Obbligo assicurativo per danni catastrofali entro il 31 marzo 2025
La Camera ha approvato la conversione in legge del Decreto Milleproroghe, che prevede l’obbligo assicurativo per danni catastrofali per le imprese entro il 31 marzo 2025. Per le imprese della pesca e dell’acquacoltura il termine è, invece, il 31 dicembre 2025.
Il Decreto Milleproroghe (DL 202/2024), la cui conversione in legge è stata definitivamente approvata dalla Camera il 20 febbraio 2025, prevede l’obbligo per le imprese di stipulare un’assicurazione contro i danni da calamità naturali ed eventi catastrofali entro il 31 marzo 2025. Il rinvio al 31 dicembre 2025 è previsto per le sole imprese della pesca e dell’acquacoltura.
Si ricorda che l’obbligo di assicurazione è stato introdotto dall’art. 1 c. 101-111 L. 213/2023 e, in linea con le pratiche già presenti in altri Paesi europei, consentirà alle imprese di affrontare meglio situazioni emergenziali, limitando la dipendenza dagli aiuti pubblici.
L’obbligo si applica a tutte le imprese con sede legale in Italia o all’estero ma con stabile organizzazione in Italia, tenute all’iscrizione in Camera di Commercio.
Restano escluse dall’obbligo assicurativo:
- le imprese agricole (di cui all’art. 2135 c.c.) cui si applica la disciplina del Fondo mutualistico nazionale per la copertura dei danni catastrofali meteoclimatici alle produzioni agricole causati da alluvione, gelo-brina e siccità;
- le imprese i cui beni immobili risultino gravati da abuso edilizio o costruiti in carenza delle autorizzazioni previste, ovvero gravati da abuso sorto successivamente alla data di costruzione.

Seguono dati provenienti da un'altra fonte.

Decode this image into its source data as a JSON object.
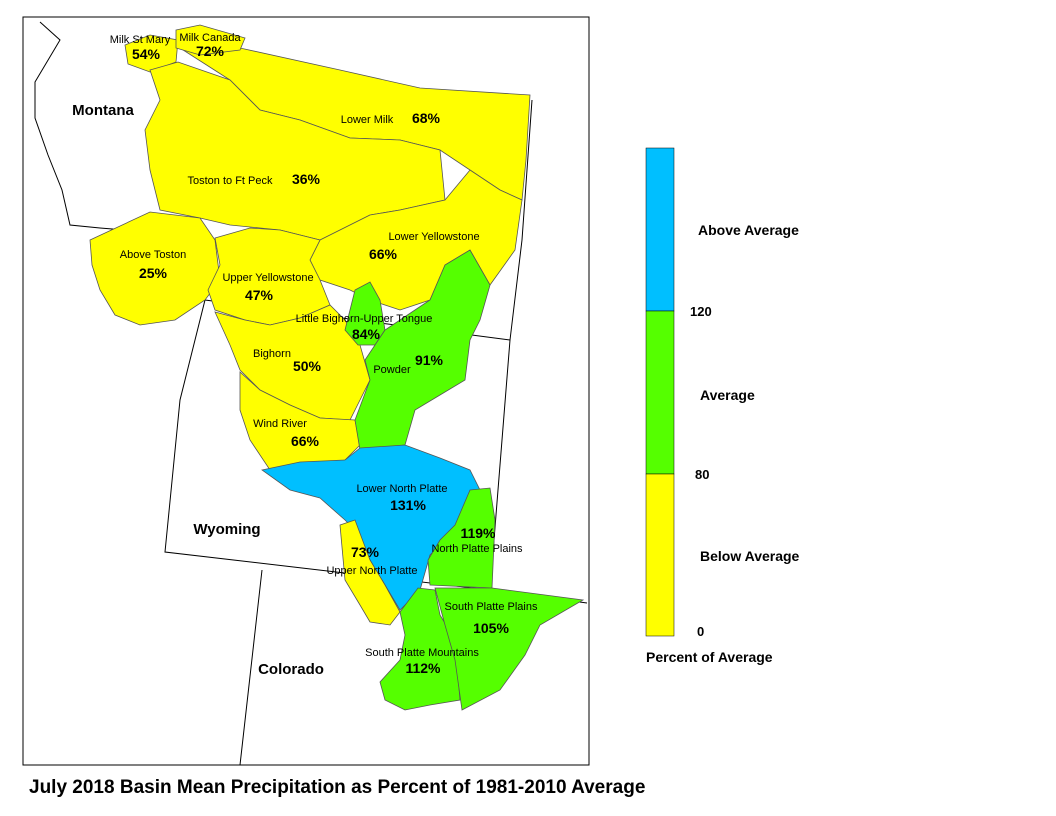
{
  "title": "July 2018 Basin Mean Precipitation as Percent of 1981-2010 Average",
  "states": [
    "Montana",
    "Wyoming",
    "Colorado"
  ],
  "colors": {
    "below": "#ffff00",
    "average": "#55ff00",
    "above": "#00bfff",
    "outline": "#000000"
  },
  "legend": {
    "title": "Percent of Average",
    "classes": [
      {
        "label": "Above Average",
        "color": "#00bfff"
      },
      {
        "label": "Average",
        "color": "#55ff00"
      },
      {
        "label": "Below Average",
        "color": "#ffff00"
      }
    ],
    "ticks": [
      "120",
      "80",
      "0"
    ]
  },
  "basins": [
    {
      "name": "Milk St Mary",
      "pct": "54%",
      "class": "below"
    },
    {
      "name": "Milk Canada",
      "pct": "72%",
      "class": "below"
    },
    {
      "name": "Lower Milk",
      "pct": "68%",
      "class": "below"
    },
    {
      "name": "Toston to Ft Peck",
      "pct": "36%",
      "class": "below"
    },
    {
      "name": "Above Toston",
      "pct": "25%",
      "class": "below"
    },
    {
      "name": "Upper Yellowstone",
      "pct": "47%",
      "class": "below"
    },
    {
      "name": "Lower Yellowstone",
      "pct": "66%",
      "class": "below"
    },
    {
      "name": "Little Bighorn-Upper Tongue",
      "pct": "84%",
      "class": "average"
    },
    {
      "name": "Powder",
      "pct": "91%",
      "class": "average"
    },
    {
      "name": "Bighorn",
      "pct": "50%",
      "class": "below"
    },
    {
      "name": "Wind River",
      "pct": "66%",
      "class": "below"
    },
    {
      "name": "Lower North Platte",
      "pct": "131%",
      "class": "above"
    },
    {
      "name": "North Platte Plains",
      "pct": "119%",
      "class": "average"
    },
    {
      "name": "Upper North Platte",
      "pct": "73%",
      "class": "below"
    },
    {
      "name": "South Platte Plains",
      "pct": "105%",
      "class": "average"
    },
    {
      "name": "South Platte Mountains",
      "pct": "112%",
      "class": "average"
    }
  ]
}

La polizza assicurativa dovrà riguardare i danni ai beni di cui all’art. 2424 c. 1 sezione Attivo, voce B-II, numeri 1), 2) e 3) c.c. e direttamente cagionati da eventi quali terremoti, alluvioni, frane, inondazioni ed esondazioni. La polizza include la copertura per i seguenti beni:
- immobili e terreni;
- impianti e macchinari;
- attrezzature industriali e commerciali.
Le regole attuative saranno stabilite da un decreto MIMIT i cui contenuti sono già stati discussi e approvati ma il testo non ancora diffuso. Il decreto attuativo indicherà la proporzionalità al diverso livello di rischio all’interno del territorio nazionale e i meccanismi di sconto legati alla capacità delle imprese assicurate di adottare misure di sicurezza idonee a prevenire e gestire al meglio i rischi.
Per aiutare le aziende a trovare l’assicurazione più adatta, l’IVASS creerà un portale online dove sarà possibile confrontare in modo trasparente le diverse offerte assicurative disponibili sul mercato.